I have a dataset of gene-phenotype association in this format. I am looking at some combination of phenotypes and genes shared between combinations. I would like to use a statistical test to show that the genes shared between two phenotypes are statistically significant using a p-value or a similar measure.
For example:
22 genes are associated with Phenotype1
205 genes are associated with Phenotype2
9 genes are common between two phenotypes
I want to assess whether the number of genes common to two phenotypes are statistically significant or just a random observation.
I have phenotype information for 4035 genes; I assume that human genome contains 42, 071 genes
How do you address this problem (preferably in R), what statistical test you would recommend and why ?
PS. Edit on Oct 17 2011 I posted this question at stats.stackexchange.com.
@Khader: That's the number of current entries in the gene database for Homo sapiens, which includes pseudogenes (e.g. LOC100736412), neathderthal mitochondrial genes (trnL) and hypothetical proteins (e.g. DKFZP564C152). Just FYI, since those classes of genes would not typically be used to generate the phenotype-genotype gene lists and might inflate your number of comparisons.
This is a great question, very pertinent. Sure, you can assume that the genome is 42071 genes, but were all tested? You may need to lower that because not all genes are represented on genotyping and gene expression platforms. Such may be a reason for whole genome sequencing to identify variants and their associations as well as RNA-Seq for gene expression.
Thanks Larry. Good point, but here I used 42071 genes because my phenotype also includes diseases. Gene-disease relationship was determined using biochemical experiments, not as such from array-based or sequence based experimental platforms.
Although the definition of a gene is slippery, the conventional number for "how many protein-coding genes are in the human genome?" is about 25,000. Where did you get 42,071?

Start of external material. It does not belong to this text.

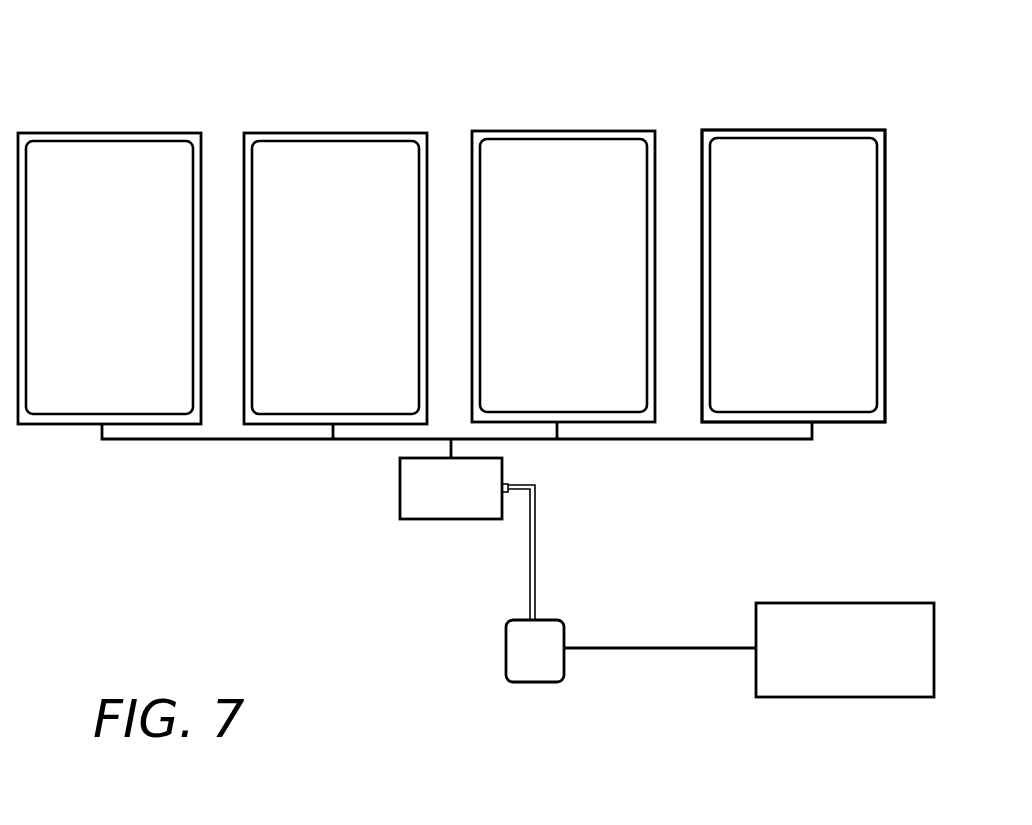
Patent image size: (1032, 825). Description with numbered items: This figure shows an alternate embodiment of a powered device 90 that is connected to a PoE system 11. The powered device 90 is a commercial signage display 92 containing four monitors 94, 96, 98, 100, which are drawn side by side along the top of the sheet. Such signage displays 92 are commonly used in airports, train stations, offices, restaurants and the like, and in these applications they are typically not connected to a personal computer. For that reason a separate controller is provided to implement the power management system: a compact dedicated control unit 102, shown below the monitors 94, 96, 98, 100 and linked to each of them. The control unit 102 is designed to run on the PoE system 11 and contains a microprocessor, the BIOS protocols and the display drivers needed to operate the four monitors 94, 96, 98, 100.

@David: The number is from NCBI (See: http://www.ncbi.nlm.nih.gov/Taxonomy/Browser/wwwtax.cgi?mode=Info&id=9606&lvl=3&lin=f&keep=1&srchmode=1&unlock). 25K may indicate reviewed proteins in human proteome: http://www.uniprot.org/uniprot/?query=organism:9606+keyword:181
Yes David, thanks for your pointers. I agree using entire set of genes form NCBI may affect my analysis. In my dataset, I have associations with LOC*, hypothetical ones but not tmL. I will check this and refine it to further.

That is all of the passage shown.